Intents are the basic building block for a user’s turn in the conversation. Each intent lets you identify sample user utterances: the many different ways a user may phrase the intent, to make the conversation more robust and forgiving.
Note that Rasa uses “utter_” to indicate app responses, not user intents/utterances.
Forms are a flexible way to collect multiple pieces of information from a user (stored in slots), allowing for natural conversation rather than forcing a prescriptive sequence of turns. For example, for a bank transfer intent, the user’s initial utterance may include some, all or none of the needed information (from, to, amount).
Forms prompt users for missing information through specifically named responses. To create a prompt for collecting a specific piece of info, create a response named utter_ask_<form name>_<slot name> or utter_ask_<slot name> for each slot the form needs to fill. Forms can extract information to fill the slots in several ways, see.
For further customization, see.
Slots are the app’s memory, used to store pieces of information provided by your user or external data. They can be used to relay data back to the user, record information about the conversation, and influence the direction of the conversation. Slots are also vital to the use of forms.
For more details, see.
Entities are structured pieces of information inside a user message that are commonly used to fill slots. For example, the user message “I’d like it by tomorrow” contains information for the entity delivery_date. Entities-to-be-extracted are indicated (“annotated”) in training data such as stories and an intent’s sample utterances (“I’d like it by [tomorrow] (“delivery_date”)”)
An extracted entity will automatically fill an existing slot of the same name, unless directed otherwise.
Each entity contains values and synonyms. Note that Jargon merges the Rasa concepts of Synonyms and Lookup Tables.
Entities in Rasa are similar to slot types in voice apps.
Regular expressions recognize information in a user message by its format, which can then be mapped to an entity or intent. For example, a RegEx may map any 12-digit number in a user message to an account_number entity.
Not every app needs RegEx.
Custom actions run custom code, for maximum flexibility. Sample uses include API calls and querying databases.
A Story is a sample part of the conversation, with at least one “user says/app responds” (or intent/action) turn. Stories train Rasa's dialog management model to be able to generalize to unforeseen conversation paths. Adding stories makes your app better able to handle the various ways in which a user converses with your app. For more information, visit Rasa's documentation.
All user messages are specified via a step with the “intent:” key and an optional “entities:” key. Intent names must refer to an intent defined in the project’s training data. Entity names must refer to an entity defined in the project as well.
Each action step describes an action taken by the bot. An action step may either be a response, which must start with the prefix utter_, or a custom action, which must start with the prefix action_, or a reference to a form. Note that form actions must be used in conjunction with action_loop steps.

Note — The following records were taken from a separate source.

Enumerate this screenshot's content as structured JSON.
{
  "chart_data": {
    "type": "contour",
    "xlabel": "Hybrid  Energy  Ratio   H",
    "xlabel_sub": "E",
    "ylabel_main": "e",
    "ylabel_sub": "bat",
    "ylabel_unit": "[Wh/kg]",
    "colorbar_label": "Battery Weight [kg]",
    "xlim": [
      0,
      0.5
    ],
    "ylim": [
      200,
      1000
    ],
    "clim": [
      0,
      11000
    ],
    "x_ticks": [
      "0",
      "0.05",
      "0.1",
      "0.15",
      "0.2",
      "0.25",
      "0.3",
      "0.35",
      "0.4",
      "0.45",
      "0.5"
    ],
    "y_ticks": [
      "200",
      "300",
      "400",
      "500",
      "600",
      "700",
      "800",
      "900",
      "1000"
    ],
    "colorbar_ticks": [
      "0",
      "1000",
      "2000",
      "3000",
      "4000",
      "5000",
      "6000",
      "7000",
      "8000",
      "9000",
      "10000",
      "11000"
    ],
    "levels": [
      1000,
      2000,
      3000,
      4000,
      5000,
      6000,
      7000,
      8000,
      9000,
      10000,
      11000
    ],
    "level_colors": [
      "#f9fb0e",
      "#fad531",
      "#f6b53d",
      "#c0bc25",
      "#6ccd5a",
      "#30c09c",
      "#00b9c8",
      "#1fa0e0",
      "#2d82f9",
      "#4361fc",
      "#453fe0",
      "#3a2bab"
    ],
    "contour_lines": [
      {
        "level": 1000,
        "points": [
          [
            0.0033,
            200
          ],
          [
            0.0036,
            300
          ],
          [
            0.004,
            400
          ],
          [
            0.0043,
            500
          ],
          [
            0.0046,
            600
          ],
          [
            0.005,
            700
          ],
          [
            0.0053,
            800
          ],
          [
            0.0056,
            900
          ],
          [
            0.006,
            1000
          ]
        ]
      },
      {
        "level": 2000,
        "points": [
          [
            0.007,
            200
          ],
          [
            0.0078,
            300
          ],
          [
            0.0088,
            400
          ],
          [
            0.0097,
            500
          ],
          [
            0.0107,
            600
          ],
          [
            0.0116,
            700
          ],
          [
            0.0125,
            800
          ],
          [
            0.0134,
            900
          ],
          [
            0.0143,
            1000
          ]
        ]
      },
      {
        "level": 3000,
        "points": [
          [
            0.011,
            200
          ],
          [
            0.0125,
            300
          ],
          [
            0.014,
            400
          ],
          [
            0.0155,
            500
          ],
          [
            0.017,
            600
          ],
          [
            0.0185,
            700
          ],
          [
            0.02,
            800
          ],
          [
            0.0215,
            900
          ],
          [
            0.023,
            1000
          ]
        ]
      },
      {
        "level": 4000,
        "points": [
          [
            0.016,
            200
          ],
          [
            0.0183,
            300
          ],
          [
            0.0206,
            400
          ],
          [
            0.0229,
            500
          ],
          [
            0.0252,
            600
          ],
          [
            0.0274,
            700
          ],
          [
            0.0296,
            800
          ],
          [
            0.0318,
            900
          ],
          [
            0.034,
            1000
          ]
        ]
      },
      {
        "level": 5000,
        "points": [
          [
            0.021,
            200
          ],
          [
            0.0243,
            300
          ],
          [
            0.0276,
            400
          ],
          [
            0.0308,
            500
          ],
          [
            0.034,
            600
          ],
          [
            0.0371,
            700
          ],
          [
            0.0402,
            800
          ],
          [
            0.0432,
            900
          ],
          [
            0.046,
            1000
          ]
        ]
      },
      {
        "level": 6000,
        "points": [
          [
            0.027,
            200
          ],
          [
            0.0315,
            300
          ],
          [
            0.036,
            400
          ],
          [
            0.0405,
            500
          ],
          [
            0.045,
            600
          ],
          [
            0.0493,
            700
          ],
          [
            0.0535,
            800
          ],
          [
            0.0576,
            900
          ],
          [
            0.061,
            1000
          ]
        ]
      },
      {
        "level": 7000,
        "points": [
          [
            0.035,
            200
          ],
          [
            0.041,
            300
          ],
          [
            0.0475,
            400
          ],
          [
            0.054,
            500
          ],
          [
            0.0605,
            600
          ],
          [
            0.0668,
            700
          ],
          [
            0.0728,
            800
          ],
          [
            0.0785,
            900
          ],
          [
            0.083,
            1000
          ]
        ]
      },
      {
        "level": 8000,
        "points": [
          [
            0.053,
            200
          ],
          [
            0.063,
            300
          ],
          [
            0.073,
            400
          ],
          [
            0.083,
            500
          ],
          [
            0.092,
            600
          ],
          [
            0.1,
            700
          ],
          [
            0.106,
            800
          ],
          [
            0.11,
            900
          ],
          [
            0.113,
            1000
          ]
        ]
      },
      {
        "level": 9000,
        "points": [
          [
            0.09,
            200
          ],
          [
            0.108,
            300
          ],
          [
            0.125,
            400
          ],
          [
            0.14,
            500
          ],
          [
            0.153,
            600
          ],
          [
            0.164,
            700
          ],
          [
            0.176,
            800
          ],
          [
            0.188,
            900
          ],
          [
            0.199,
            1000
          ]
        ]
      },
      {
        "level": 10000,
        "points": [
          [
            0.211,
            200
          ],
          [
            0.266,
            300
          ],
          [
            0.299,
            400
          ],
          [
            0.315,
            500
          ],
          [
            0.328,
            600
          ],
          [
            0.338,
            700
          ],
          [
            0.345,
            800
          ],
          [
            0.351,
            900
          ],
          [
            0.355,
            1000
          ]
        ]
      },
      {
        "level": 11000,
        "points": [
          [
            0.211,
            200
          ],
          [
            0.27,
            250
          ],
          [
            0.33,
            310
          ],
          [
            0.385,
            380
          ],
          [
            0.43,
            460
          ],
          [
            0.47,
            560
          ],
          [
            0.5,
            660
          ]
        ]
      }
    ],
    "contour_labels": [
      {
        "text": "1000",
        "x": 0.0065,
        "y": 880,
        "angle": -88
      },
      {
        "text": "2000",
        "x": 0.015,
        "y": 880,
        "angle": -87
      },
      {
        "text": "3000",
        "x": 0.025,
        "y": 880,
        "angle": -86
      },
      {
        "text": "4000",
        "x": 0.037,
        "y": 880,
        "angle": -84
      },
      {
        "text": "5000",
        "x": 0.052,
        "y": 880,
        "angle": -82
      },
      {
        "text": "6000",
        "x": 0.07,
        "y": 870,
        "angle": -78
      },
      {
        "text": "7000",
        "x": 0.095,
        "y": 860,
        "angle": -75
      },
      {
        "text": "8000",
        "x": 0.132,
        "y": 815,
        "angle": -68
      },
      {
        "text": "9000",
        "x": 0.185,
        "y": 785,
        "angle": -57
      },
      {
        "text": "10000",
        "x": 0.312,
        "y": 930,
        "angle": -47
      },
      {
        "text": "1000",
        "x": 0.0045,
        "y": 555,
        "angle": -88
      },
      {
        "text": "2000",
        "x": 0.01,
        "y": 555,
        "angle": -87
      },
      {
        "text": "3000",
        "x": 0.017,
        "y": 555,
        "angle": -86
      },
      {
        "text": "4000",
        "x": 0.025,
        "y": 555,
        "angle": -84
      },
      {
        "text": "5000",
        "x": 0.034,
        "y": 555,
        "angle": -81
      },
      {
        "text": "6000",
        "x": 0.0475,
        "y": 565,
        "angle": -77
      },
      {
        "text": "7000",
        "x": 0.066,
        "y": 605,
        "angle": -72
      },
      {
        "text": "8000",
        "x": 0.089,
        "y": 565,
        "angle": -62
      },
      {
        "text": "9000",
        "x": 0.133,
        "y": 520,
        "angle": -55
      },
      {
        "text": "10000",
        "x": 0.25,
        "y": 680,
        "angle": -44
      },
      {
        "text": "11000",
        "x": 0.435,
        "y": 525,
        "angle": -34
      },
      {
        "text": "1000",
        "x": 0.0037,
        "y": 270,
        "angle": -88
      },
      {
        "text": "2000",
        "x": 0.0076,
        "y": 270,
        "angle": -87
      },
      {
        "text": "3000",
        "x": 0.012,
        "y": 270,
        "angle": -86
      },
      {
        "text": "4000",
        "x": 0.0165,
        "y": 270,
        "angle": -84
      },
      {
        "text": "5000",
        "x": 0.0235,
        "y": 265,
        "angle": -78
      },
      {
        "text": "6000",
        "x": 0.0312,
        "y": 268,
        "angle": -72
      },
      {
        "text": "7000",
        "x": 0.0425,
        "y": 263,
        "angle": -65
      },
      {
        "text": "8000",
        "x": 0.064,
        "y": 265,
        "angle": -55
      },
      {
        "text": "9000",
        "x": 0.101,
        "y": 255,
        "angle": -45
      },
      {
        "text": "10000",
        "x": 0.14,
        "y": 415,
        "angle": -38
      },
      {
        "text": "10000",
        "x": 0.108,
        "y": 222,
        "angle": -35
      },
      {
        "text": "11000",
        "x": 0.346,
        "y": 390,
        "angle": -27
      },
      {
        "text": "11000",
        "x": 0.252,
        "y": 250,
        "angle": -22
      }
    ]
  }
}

slot_was_set steps indicate when a slot event occurs, either after an intent or after a custom action. Stories do not set slots. The slot must be set by an entity or custom action before the slot_was_set step.
Checkpoints are specified with the checkpoint: key, either at the beginning or the end of a story. Checkpoints are ways to connect stories together. They can be either the first or the last step in a story. If they are the last step in a story, that story will be connected to each other story that starts with the checkpoint of the same name when the model is trained.
Checkpoints can help simplify your training data and reduce redundancy in it, but do not overuse them. Using lots of checkpoints can quickly make your stories hard to understand. It makes sense to use them if a sequence of steps is repeated often in different stories, but stories without checkpoints are easier to read and write.
“or” steps are ways to handle multiple intents the same way, without writing a separate story for each intent. For example, if you ask the user to confirm something, you might want to treat the “affirm” and “thankyou” intents in the same way. Stories with or steps will be converted into multiple separate stories at training time. Just like checkpoints, OR statements can be useful, but if you are using a lot of them, it is probably better to restructure your domain and/or intents.
A Rule describes a part of the conversation that should always follow the same path, with at least one “user says/app responds” turn. Unlike stories, rules are prescriptive and should be used with restraint.